CIO Review >> Magazine >> May - 2013 issue

MapR Technologies: Extending the Promise of Hadoop

By

Tuesday, May 7, 2013

John Schroeder With data growth exploding and new unstructured sources of data expanding, a new approach is required to handle the volume, variety and velocity of this growing data. Apache Hadoop, which was inspired by Google's MapReduce and Google File System (GFS) papers, exploits commodity servers and increasingly less expensive compute, network and storage. Hadoop is a software framework that enables applications to work with thousands of nodes and petabytes of data. An important measure for technology growth is job creation. Hadoop job growth dwarfs other Big Data technologies and is in the top 10 overall according to Indeed.com.

Founded in 2009, MapR delivers on the promise of Hadoop with a proven, enterprise-grade platform that supports a broad set of mission-critical and real-time production uses. Our innovations transform Hadoop into a reliable compute and dependable data store, with world-record performance. Now, through the efforts of the community and through the efforts of MapR, mission-critical use cases can be supported on MapR with full data availability and protection.
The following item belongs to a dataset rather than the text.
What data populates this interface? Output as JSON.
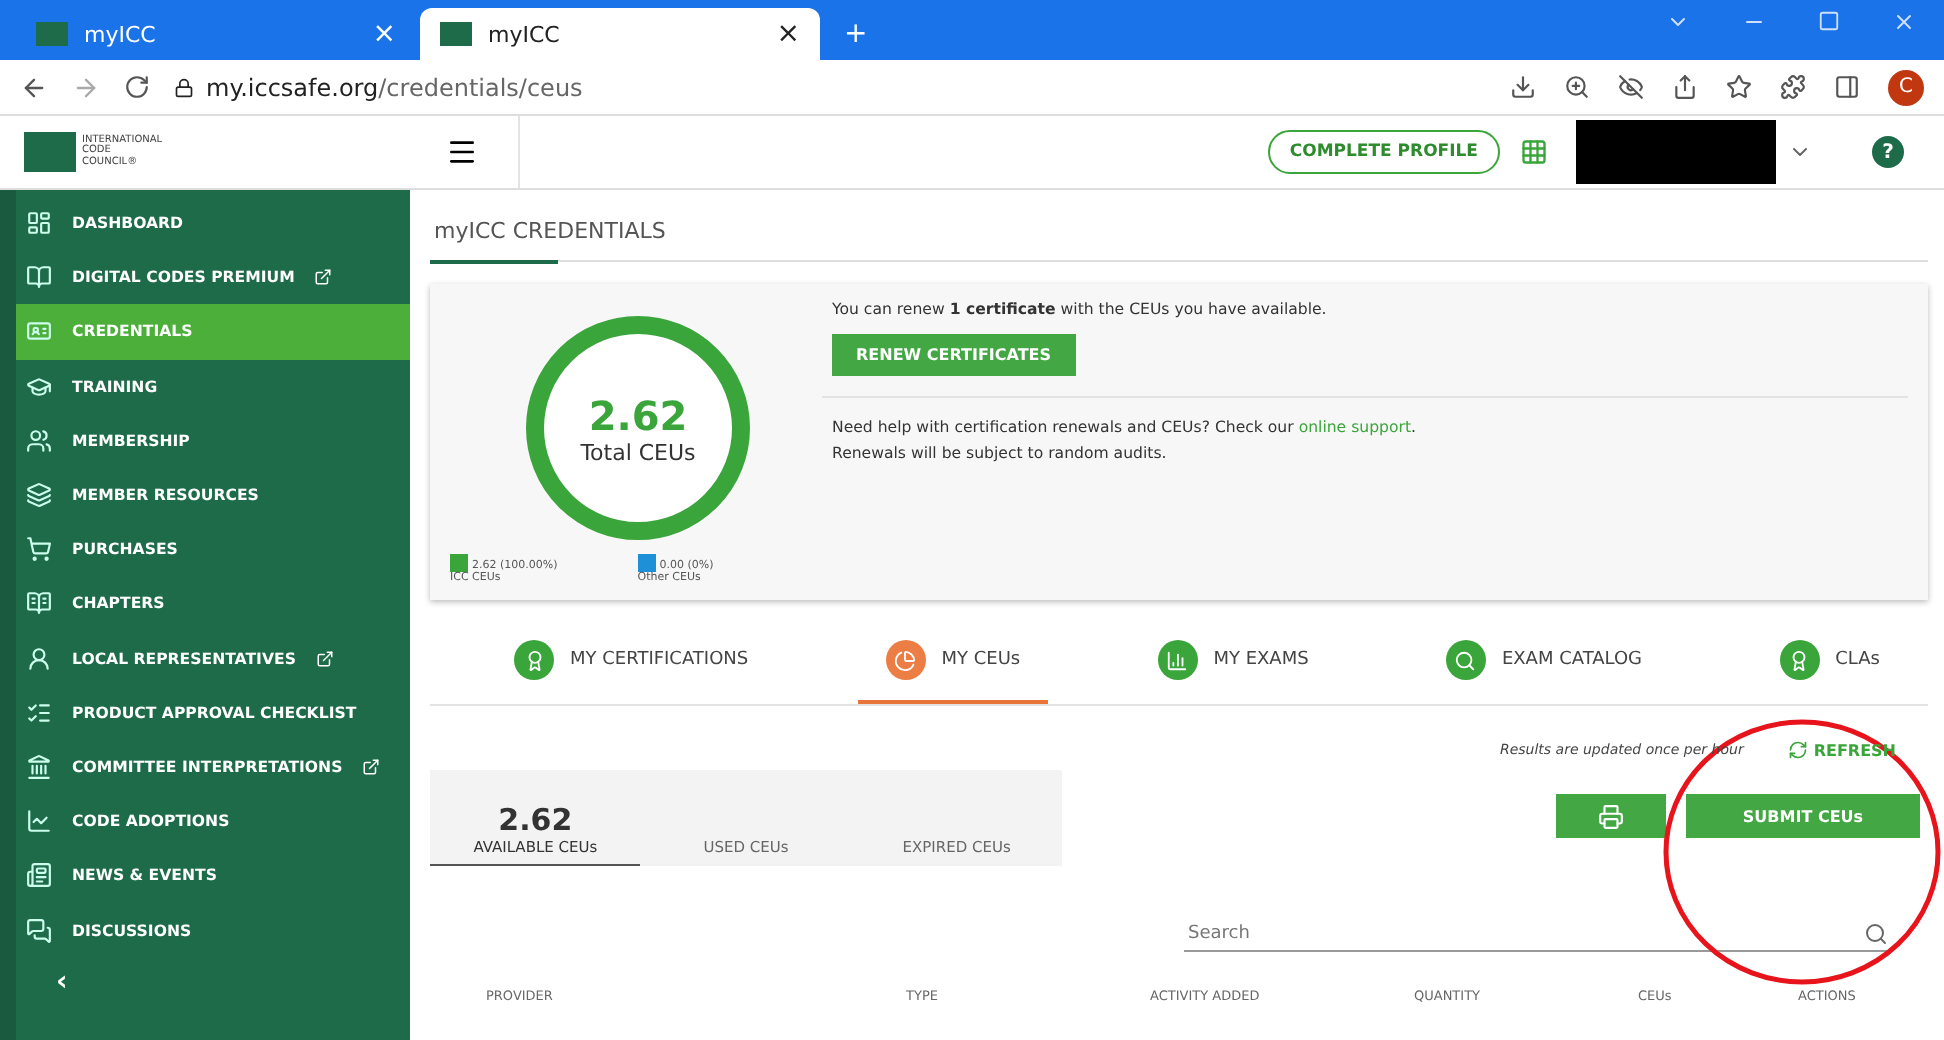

One of the reasons Hadoop is rapidly gaining in popularity, is that we have transformed it from being limited to batch, to support real-time analysis. MapR has also expanded the supported programming and data access interfaces. MapR added a POSIX compliant storage layer, along with the ability to access Hadoop using file-based interfaces. We also added JBDC and OBDC drivers, so you can access data in Hadoop from standard database tools. Deployments for Hadoop, continue to grow across financial services, retail, media, healthcare, manufacturing, telecommunications, Web 2.0 companies and government organizations.

MapR Technologies offers three versions of its complete distribution for Hadoop: The M3 edition which is free with performance and NFS access advantage, the M5 Edition which adds high availability, business continuity, and 24 X 7 support on a subscription basis, and the M7 Edition which makes HBase easy, dependable and fast. M7 not only delivers enterprise-grade features such as instant recovery, snapshots and mirroring; and also provides consistent performance while eliminating architectural complexity.

Delivering on the Promise of Hadoop

Hadoop has wide applicability across industries and applications. For example, financial services companies are using Hadoop for scalable fraud detection and analysis to more easily detect fraud or loss prevention and to mitigate risk of financial positions. In media and entertainment, applications include targeting marketing applications and ad platforms that can store and analyze large data sets consisting of billions of objects.

Manufacturing firms are using Hadoop to perform equipment failure analysis and supply chain optimization. Healthcare companies are able to search and analyze disparate data sources such as patient populations, treatment protocols, and clinical outcomes to accelerate discovery and insight.

Ancestry.com, the world's largest online resource for family history with more than 2.5 million paying subscribers across all family history sites, is a specific example of a company that has leveraged MapR to benefit from Big Data. Ancestry.com deals with more than ten billion records that are part of a four petabyte data store. With more than 40,000 record collections in their data store they mine this data using patterns in search behavior to help their millions of registered users in a more relevant way. MapR was chosen by Ancestry.com over other distributions because the superior high availability and data protection provided by MapR.

As the use of Hadoop continues to grow, we believe ease of use, availability, dependability and performance will continue to be key requirements for Hadoop adoption and success.